Journal of Environmental Law & Litigation : Vol. 21, No. 1, p. 113-140 : Are Congress and the Executive Branch Fiddling While Rome Burns? The Impact of Fire as a Hazardous-Fuels Reduction Tool on Clean Air and Communities in the Sierra Nevada
Perez, Jerome E.
This article provides an overview of the use of prescribed and wildland-use fires on federal lands, Congress’ expectations of federal land managers to reduce the level of fuel loads on these public lands, an overview of the pertinent sections of the CAA that relate to smoke associated with fires, and the conflicts between CAA standards and the public’s desire to not be adversely affected by wildfires.
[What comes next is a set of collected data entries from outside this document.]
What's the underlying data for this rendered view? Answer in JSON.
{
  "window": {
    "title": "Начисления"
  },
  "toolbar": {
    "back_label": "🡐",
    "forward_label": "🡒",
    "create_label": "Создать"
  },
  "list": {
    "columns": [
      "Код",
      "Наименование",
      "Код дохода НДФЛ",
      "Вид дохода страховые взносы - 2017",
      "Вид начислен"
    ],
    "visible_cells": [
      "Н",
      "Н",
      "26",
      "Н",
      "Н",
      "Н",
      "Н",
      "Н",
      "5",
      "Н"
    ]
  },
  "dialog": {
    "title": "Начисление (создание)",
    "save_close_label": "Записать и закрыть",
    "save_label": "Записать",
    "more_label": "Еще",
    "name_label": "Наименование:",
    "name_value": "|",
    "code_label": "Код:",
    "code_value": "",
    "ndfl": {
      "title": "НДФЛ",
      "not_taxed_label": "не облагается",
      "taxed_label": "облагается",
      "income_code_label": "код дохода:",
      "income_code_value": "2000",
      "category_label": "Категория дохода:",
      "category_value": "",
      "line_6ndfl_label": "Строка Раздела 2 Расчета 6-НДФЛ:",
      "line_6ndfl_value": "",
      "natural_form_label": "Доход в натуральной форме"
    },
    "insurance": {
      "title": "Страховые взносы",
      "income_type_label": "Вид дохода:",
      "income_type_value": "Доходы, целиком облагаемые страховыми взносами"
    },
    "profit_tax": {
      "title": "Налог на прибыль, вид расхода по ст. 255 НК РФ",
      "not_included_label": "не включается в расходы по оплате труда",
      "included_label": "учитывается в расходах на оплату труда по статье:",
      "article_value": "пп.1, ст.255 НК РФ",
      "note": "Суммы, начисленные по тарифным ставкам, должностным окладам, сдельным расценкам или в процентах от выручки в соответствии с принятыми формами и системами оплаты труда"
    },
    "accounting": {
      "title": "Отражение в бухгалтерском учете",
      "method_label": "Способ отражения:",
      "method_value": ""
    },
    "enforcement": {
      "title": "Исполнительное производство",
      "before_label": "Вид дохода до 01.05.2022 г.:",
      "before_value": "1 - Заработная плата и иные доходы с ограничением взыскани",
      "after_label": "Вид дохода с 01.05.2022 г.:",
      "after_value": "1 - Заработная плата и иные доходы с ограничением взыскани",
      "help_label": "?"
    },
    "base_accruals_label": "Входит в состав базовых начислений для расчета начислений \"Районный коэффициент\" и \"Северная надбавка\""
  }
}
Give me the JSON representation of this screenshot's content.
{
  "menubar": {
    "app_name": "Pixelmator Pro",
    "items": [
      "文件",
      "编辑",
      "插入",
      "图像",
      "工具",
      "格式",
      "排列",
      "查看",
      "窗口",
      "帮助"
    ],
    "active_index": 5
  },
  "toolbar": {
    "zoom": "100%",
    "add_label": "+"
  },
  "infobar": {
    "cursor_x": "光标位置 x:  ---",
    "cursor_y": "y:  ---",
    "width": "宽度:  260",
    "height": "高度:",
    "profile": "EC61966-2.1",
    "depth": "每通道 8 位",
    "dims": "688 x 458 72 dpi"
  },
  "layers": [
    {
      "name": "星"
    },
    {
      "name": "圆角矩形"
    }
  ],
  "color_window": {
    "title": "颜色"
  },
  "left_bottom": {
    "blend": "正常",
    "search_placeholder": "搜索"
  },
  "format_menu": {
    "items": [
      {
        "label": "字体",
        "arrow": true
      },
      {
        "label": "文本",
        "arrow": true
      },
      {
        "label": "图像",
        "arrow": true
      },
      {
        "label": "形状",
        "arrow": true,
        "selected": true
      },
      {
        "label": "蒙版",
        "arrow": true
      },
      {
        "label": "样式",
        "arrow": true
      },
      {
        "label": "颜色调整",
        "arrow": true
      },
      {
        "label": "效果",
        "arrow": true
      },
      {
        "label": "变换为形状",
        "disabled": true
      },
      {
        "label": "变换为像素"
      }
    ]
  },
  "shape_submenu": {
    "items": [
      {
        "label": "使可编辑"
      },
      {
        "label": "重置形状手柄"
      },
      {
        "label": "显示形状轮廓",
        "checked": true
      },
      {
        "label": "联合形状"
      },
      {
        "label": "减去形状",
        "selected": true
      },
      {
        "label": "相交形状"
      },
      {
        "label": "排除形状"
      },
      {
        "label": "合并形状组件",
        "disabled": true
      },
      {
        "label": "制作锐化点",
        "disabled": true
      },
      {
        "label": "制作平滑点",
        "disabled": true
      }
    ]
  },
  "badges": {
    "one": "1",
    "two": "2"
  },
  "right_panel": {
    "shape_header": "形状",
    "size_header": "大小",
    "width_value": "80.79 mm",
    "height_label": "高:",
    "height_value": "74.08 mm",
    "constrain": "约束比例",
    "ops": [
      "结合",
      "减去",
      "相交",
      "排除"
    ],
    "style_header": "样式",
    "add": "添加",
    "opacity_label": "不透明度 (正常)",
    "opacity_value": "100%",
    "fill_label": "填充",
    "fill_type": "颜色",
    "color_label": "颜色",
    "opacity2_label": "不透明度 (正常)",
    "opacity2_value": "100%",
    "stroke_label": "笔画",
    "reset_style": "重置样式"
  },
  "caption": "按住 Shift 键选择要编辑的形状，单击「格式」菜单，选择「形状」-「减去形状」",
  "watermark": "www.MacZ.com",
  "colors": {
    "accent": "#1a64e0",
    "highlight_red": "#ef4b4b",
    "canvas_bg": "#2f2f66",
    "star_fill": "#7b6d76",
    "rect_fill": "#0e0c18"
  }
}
I also provide a recommended course of action to address the need to reduce the enormous fuel loads on federal lands, while optimizing the use of fire as a tool to reduce these fuel loads where appropriate. Finally, I propose three fundamental changes that need to occur to better address the health and safety of individuals who live in areas that could be devastated by wildfire and those downwind from the adverse effects of smoke: (1) a better understanding and acceptance by Congress of “weighted acreages,” (2) a “Wildland Fire Use and Grant Program” using CAA funds procured from fines levied for violations of the CAA, and (3) the imposition of a local tax scheme to ensure homeowners take steps to reduce the dangers catastrophic fires pose to their homes.